Para que algo así vuelva a pasar, hay que activar de nuevo todos los
mecanismos, manipulaciones y dejaciones de funciones anteriores. Una pesada
maquinaria que nunca llegaría a alcanzar el éxito si la víctima ocasional fuese
uno de esos miembros de partidos que visten como es debido al acudir al
Congreso. El mismo Alberto Rodríguez que despedía con palabras de aprecio a un
diputado del PP abandona la política en medio del silencio atronador de la gran
mayoría de sus compañeros de la Cámara. Silencio en el mejor de los casos
porque, en el peor, son gritos de victoria en la bancada de la derecha por la
pieza derribada, no importa el cómo. Que vivimos en una guerra civil política
lo sabemos desde hace tiempo. Que la Justicia independiente que defiende el PP
es esta que ha condenado de este modo a Alberto Rodríguez también está claro.

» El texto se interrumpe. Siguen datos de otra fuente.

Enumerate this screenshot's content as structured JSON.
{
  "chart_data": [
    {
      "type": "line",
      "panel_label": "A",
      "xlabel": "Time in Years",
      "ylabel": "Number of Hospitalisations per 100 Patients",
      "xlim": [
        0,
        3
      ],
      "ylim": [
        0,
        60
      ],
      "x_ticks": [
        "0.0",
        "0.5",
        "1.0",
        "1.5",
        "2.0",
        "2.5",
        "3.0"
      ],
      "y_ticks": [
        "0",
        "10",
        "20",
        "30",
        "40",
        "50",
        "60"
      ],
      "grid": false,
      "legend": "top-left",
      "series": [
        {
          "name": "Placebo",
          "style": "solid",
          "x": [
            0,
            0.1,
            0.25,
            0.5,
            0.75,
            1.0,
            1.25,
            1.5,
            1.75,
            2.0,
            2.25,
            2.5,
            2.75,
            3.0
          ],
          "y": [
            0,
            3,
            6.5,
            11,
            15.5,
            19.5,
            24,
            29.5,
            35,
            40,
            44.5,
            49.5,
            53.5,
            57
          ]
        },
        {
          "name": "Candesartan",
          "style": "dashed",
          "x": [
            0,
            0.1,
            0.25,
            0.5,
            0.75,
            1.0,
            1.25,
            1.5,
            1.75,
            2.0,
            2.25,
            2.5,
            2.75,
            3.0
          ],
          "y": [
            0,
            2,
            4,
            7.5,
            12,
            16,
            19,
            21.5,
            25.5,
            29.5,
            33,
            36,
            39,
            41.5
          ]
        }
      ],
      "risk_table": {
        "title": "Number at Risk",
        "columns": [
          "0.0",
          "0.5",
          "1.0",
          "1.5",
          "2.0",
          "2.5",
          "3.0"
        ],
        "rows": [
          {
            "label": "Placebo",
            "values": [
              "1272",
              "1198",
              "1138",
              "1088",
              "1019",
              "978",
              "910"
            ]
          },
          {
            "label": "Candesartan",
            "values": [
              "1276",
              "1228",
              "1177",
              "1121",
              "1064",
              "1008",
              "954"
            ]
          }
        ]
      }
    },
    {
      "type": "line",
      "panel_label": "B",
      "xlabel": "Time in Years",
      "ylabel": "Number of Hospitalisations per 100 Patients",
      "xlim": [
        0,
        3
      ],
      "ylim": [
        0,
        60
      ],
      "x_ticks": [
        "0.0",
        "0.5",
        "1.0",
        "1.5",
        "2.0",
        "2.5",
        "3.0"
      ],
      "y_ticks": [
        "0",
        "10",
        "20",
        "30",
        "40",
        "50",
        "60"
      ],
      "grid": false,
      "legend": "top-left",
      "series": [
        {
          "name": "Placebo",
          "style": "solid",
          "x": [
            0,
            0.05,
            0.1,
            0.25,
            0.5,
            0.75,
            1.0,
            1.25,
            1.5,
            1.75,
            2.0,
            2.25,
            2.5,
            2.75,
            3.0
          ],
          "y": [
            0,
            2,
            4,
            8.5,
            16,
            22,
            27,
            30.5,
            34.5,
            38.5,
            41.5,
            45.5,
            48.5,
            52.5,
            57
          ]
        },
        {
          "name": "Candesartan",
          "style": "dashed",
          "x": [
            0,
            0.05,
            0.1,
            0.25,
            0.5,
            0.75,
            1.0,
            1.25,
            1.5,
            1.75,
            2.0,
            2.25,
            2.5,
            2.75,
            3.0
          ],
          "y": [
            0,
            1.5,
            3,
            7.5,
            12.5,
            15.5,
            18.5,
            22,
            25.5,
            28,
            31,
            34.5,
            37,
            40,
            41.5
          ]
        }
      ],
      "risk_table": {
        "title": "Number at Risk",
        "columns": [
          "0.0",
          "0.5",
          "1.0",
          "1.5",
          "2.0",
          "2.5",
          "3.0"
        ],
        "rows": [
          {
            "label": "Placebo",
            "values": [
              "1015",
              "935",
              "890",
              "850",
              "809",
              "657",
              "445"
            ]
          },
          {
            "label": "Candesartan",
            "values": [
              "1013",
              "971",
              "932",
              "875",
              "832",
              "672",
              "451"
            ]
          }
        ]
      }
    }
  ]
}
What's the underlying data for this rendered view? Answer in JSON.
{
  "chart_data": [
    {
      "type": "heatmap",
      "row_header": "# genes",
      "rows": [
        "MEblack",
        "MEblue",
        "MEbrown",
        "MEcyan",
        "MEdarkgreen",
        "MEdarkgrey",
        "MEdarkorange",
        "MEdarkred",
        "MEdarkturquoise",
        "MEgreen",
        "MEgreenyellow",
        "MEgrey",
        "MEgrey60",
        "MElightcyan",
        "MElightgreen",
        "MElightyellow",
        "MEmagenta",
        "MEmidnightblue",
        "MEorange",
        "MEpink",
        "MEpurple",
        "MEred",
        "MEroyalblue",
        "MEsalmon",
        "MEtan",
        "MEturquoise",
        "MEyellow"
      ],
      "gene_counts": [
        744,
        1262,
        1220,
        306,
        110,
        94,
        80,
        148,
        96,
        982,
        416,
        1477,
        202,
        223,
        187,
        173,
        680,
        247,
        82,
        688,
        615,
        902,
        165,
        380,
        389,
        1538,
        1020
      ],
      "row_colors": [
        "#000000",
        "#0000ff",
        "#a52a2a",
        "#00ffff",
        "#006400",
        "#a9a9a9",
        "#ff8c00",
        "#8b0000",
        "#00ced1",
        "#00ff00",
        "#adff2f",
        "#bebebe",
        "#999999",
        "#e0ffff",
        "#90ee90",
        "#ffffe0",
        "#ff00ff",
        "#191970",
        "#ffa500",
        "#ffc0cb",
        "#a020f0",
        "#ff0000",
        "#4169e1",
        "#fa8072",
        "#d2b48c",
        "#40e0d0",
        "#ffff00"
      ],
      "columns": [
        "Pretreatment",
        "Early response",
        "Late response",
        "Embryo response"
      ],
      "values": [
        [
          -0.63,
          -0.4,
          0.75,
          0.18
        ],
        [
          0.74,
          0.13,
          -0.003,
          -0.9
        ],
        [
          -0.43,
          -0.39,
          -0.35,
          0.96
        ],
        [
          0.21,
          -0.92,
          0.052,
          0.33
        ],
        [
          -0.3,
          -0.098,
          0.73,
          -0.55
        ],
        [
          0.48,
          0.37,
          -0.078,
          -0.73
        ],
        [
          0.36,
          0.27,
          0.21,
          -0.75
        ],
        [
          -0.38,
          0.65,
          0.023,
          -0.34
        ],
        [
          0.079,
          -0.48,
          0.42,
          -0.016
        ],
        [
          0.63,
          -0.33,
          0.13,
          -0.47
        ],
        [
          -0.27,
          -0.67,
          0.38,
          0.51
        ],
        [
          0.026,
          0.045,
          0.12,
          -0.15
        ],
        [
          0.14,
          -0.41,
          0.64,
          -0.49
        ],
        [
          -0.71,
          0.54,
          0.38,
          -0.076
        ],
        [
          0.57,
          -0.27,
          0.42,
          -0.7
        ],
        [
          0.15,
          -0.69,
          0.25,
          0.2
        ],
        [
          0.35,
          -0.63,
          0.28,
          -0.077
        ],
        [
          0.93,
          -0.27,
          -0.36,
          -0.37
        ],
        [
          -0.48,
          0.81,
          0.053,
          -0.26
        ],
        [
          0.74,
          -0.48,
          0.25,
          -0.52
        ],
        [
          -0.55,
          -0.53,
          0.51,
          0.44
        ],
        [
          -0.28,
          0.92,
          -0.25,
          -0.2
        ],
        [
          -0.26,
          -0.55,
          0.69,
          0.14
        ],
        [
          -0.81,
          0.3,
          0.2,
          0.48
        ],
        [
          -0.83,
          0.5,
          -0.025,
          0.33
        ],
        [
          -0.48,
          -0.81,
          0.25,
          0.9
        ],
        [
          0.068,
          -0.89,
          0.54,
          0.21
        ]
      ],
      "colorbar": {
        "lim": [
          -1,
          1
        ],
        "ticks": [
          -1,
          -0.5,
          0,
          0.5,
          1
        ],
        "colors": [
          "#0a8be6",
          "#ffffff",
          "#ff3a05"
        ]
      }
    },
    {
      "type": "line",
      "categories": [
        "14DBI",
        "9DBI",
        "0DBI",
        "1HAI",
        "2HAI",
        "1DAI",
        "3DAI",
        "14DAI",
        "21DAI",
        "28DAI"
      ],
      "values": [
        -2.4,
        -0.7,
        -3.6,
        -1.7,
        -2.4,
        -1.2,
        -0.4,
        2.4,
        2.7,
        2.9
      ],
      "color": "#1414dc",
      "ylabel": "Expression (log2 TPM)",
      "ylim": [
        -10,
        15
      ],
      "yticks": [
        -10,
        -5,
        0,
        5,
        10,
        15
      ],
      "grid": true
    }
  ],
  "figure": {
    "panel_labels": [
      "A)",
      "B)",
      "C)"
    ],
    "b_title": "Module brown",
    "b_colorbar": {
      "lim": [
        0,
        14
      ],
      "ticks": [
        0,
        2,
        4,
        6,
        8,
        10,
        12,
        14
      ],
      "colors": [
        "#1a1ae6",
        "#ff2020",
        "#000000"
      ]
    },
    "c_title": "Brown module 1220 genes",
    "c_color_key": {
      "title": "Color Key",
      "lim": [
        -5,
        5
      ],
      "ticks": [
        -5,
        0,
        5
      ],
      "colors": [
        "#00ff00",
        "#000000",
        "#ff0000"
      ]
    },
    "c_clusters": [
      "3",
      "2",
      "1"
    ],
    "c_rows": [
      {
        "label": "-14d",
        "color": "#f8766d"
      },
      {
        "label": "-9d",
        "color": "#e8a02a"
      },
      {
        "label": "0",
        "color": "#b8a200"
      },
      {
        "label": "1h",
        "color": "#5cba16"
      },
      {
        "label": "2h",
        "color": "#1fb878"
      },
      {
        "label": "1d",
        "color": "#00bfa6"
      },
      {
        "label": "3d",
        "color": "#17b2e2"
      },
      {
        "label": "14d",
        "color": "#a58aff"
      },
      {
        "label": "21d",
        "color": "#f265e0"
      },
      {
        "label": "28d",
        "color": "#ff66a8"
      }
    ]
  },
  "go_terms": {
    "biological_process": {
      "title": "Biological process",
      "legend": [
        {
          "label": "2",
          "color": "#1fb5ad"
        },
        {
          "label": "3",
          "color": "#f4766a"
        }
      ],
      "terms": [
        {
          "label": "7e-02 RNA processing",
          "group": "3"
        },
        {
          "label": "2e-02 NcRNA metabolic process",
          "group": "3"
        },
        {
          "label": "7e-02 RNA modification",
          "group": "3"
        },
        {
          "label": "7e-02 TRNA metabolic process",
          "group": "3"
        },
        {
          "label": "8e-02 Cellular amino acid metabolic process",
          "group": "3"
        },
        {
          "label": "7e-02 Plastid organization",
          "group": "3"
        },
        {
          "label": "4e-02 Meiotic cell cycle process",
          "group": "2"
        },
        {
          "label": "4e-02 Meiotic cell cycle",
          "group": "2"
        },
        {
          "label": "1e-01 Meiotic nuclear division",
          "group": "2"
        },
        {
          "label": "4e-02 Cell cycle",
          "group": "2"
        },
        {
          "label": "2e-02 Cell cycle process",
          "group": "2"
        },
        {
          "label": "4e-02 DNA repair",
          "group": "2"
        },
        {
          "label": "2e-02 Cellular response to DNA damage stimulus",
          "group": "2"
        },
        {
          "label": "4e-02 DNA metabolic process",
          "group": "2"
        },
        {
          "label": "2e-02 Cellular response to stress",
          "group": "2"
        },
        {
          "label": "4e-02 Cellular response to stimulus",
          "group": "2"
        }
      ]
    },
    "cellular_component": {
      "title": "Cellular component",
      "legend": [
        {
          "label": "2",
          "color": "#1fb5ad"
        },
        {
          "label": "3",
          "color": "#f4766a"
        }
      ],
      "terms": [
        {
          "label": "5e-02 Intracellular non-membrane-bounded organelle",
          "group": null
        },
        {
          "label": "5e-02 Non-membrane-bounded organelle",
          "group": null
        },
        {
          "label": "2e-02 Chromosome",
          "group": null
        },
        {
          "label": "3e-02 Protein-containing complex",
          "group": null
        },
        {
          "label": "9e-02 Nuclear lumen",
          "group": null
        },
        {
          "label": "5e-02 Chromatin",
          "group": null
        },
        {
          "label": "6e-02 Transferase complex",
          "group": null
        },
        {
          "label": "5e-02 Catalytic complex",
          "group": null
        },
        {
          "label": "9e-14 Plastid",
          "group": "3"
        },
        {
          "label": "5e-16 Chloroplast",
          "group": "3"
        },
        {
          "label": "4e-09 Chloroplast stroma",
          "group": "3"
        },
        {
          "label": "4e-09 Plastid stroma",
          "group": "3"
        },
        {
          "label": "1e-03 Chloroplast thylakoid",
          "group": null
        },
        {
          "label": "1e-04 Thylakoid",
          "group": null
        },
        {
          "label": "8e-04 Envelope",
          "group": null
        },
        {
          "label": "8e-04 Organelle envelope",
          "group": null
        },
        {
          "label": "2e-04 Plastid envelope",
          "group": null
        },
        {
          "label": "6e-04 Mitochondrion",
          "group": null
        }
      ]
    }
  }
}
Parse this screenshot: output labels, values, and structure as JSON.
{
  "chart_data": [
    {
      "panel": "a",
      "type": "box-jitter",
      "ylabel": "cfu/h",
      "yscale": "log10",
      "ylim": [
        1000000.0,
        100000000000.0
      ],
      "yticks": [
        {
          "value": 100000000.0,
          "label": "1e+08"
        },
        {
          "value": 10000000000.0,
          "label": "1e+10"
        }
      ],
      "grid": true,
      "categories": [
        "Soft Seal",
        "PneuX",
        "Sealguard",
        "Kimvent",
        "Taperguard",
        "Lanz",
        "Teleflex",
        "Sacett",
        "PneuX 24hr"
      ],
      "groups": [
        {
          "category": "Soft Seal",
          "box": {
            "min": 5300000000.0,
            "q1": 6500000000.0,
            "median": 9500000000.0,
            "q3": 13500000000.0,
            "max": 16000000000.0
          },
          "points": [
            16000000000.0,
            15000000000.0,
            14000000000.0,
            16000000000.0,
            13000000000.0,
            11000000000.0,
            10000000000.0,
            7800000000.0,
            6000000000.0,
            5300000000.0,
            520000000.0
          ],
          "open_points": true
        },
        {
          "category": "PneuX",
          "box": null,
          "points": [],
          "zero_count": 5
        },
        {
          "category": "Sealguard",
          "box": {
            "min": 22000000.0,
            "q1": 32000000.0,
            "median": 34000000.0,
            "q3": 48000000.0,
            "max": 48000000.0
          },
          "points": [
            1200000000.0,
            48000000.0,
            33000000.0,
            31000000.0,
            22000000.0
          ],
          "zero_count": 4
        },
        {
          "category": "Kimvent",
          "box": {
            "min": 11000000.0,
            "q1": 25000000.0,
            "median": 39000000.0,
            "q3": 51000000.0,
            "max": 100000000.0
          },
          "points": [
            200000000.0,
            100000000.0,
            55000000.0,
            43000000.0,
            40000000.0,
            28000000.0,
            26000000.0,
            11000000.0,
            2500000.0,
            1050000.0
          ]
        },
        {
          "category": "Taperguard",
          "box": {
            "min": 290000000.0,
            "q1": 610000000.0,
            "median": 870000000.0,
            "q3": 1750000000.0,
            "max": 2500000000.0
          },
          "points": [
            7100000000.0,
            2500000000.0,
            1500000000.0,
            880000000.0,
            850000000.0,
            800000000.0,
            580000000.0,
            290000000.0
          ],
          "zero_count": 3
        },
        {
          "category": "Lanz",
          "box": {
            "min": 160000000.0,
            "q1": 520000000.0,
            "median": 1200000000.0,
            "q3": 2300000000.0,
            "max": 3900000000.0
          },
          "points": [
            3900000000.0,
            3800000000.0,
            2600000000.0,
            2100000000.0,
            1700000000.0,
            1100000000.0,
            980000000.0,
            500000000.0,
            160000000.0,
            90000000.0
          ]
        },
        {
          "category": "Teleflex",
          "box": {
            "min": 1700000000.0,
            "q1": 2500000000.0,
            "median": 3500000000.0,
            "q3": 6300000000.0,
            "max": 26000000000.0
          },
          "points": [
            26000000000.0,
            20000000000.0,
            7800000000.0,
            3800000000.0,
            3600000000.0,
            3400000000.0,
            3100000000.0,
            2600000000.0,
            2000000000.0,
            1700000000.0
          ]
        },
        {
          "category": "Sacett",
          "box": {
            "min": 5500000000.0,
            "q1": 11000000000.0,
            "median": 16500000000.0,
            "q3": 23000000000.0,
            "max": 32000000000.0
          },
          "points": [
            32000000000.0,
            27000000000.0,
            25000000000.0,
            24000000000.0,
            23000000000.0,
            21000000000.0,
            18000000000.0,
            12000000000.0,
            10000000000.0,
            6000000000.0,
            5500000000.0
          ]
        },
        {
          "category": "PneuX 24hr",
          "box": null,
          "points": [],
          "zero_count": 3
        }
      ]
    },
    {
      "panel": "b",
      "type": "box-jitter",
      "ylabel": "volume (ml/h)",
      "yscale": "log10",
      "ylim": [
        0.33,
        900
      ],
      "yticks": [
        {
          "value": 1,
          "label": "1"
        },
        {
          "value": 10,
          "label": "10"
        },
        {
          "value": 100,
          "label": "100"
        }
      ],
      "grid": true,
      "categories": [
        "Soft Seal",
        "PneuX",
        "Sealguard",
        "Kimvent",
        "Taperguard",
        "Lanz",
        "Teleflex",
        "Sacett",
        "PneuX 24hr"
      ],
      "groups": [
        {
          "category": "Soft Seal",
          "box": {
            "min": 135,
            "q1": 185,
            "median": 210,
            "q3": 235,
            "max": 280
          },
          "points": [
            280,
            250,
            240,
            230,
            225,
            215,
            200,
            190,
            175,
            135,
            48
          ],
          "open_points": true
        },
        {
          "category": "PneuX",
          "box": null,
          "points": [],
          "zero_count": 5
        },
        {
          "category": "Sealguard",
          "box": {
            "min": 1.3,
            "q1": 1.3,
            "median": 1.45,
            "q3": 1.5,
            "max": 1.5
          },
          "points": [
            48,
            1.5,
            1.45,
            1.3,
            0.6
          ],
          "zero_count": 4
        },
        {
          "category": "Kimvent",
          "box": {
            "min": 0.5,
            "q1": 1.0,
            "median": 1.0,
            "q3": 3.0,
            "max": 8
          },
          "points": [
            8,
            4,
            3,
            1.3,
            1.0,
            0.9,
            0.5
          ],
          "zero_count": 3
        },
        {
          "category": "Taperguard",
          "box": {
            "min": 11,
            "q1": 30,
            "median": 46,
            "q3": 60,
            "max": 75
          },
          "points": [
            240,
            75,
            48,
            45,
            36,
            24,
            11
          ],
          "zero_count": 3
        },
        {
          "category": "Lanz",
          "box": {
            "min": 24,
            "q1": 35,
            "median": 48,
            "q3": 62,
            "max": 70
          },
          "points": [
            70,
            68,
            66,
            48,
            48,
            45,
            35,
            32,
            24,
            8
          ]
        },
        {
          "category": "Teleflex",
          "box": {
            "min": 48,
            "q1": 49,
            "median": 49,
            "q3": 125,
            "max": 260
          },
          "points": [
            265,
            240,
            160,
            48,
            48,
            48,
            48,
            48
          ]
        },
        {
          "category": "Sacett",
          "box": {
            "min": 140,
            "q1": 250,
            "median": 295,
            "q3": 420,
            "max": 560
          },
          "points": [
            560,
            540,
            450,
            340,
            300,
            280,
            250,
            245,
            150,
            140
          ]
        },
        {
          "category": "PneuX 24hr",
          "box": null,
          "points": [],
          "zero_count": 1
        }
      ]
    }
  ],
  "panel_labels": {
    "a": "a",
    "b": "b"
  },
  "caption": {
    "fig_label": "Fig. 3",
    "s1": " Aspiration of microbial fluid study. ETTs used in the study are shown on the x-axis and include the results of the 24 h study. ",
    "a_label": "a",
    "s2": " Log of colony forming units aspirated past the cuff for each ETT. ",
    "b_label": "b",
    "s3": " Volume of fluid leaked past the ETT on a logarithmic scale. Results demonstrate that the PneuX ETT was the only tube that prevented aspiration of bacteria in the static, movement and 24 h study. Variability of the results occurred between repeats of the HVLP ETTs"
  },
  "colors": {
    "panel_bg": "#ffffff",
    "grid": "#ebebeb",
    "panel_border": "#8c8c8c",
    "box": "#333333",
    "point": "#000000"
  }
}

El canario anuncia que recurrirá. Quizá, en unos años, un tribunal europeo le
dé la razón. Entonces sabremos que su condena, el tratamiento de su caso y su
expulsión del Congreso fueron injustas. Y dará igual porque la inmensa mayoría
de la población no le prestará atención al asunto. Esa es la clave que la
derecha política y judicial conocen y usan a la perfección: compensa degradar
la democracia porque la sociedad española no tiene un compromiso democrático
real, más allá de la celebración de elecciones cada equis años. Lo de Alberto
Rodríguez no sienta un peligroso precedente porque la pieza derribada no es él,
son la calidad y la decencia democrática y ya fueron derribadas hace tiempo.